Frontal, parietal, occipital, temporal
What is the difference between the function, topography and symmetry of the primary and association cortices?
Primary
• predictable function
• organised topographically
• left-right symmetry
Association
• less predictable function
• not organised topographically
• left-right symmetry absent
What is analysed in the visual association cortex, ventral pathway and dorsal pathway?
- VAC - different attributes of visual images in different places
- Ventral pathway - form and colour
- Dorsal pathway - spatial relationships and movement
What is the function of the posterior parietal association cortex and what can damage lead to?
- Somatosensory
- Creates a spatial map of the body in the surroundings, from multi-modality information
- Injury may cause disorientation, inability to read maps or understand spatial relationships, apraxia, hemispatial neglect - patient will only draw half a clock
What does the temporal lobe deal with and what can damage lead to?
- Language, object recognition, memory, emotion
- Injury leads to agnosia (inability to process sensory information), receptive aphasia (difficulty understanding language)
- Treated by removal of damaged portion
Where is Broca’s and Wernicke’s area located?
- Broca’s - inferior frontal lobe
- Wernicke’s - junction between parietal + temporal
- Lateralised to the left hemisphere
What’s located anterior to the primary motor cortex?
Pre-motor cortex
What can lesions of the visual posterior association area (fusiform gyrus) lead to?
Inability to recognise familiar faces or learn new faces (prosopagnosia)
What is the entorhinal cortex?
- Lateral part of the temporal cortex
- Receives information from all other parts of the cortex and integrates them
- Hub in a widespread network for memory, navigation and the perception of time
- Important in decision making
What is a callosotomy?
- Surgical treatment - severe epilepsy
- Commissural pathway is cut
- Stops global seizure that initiates in one hemisphere
How will someone born without a corpus callosum be affected?
- They will have automatic compensatory mechanisms
* Still have subtle psychological deficits (this is more obvious in patients who have had surgery)

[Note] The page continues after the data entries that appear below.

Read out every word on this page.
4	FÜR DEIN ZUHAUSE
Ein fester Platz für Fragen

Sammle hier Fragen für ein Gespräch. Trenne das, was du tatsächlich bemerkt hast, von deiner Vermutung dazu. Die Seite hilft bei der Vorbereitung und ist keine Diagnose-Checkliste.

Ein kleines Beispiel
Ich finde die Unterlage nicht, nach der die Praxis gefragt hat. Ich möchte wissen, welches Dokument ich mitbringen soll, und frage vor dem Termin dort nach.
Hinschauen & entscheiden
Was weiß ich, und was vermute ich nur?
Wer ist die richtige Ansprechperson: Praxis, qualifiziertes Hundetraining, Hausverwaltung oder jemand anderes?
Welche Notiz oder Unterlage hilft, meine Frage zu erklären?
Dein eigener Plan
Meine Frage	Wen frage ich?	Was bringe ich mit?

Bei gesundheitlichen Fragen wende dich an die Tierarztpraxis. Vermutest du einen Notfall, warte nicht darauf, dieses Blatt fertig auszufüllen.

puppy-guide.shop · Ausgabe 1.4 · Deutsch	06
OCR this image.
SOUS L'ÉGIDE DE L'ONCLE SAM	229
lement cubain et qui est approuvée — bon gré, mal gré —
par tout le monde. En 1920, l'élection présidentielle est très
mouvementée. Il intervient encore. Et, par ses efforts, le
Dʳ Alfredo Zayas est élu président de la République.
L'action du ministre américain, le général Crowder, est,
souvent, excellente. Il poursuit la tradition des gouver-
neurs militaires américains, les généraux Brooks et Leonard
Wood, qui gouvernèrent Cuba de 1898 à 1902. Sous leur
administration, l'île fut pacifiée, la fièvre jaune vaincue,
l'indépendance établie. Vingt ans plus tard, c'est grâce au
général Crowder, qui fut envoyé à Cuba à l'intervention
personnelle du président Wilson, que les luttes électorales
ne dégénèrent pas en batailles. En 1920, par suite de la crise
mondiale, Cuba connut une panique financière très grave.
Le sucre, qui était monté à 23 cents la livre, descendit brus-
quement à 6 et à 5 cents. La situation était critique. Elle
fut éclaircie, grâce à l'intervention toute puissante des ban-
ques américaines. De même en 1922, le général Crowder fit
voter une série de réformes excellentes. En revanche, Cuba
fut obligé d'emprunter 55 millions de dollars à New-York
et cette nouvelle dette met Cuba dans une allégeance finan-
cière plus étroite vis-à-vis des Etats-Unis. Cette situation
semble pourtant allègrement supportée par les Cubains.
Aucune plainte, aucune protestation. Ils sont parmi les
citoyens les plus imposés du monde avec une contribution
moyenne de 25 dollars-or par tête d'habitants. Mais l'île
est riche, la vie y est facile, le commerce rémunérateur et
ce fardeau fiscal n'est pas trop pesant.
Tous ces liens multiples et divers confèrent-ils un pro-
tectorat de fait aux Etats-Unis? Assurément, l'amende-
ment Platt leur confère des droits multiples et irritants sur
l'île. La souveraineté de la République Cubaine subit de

Which half of the brain is dominant for the following: • writing • both ears • drawing • calculation • music • spatial perception
- writing - left
- both ears - left
- drawing - right
- calculation - left
- music - right
- spatial perception - right
A patient who’s had callosotomy is shown the word “face” which flashes in their right, then left field of view. How will they interpret the image each time?
- Right field - left hemisphere is dominant for verbal processing, patient can give an answer matching the word
- Left field - patient doesn’t see anything, but they will be able to draw a face
What is diffusion tensor imaging (DTI)?
- aka tractography
- Similar to MRI
- Measures alignment of water molecules
- Can build a fibre network of the brain
- Used in brain tumour patients to show break down of connections
What is transcranial magnetic stimulation used for?
- Magnetic field induces an electric current in the cortex, causing the neurones to fire
- Used to test whether a specific brain area is responsible for a function
What is transcranial direct current stimulation used for (TDCS)?
- Changes the local excitability of the neurones
- Does not directly induce neuronal firing
- Changes the threshold for increasing or decreasing the firing rate
- Research suggest this could be used to reduce motion sickness or vertigo - suppresses area of cortex associated with processing vestibular information
What can PET imaging be used for in the brain?
- Research tool (due to expense and method)
- Look at the potential used of psychedelic drugs in therapy
- e.g. radioactively labelled DOPA will show a deficit in the dopaminergic nuclei of a Parkinson’s patient
What can magnetoencephalography (MEG) and electroencephalography (EEG) be used for?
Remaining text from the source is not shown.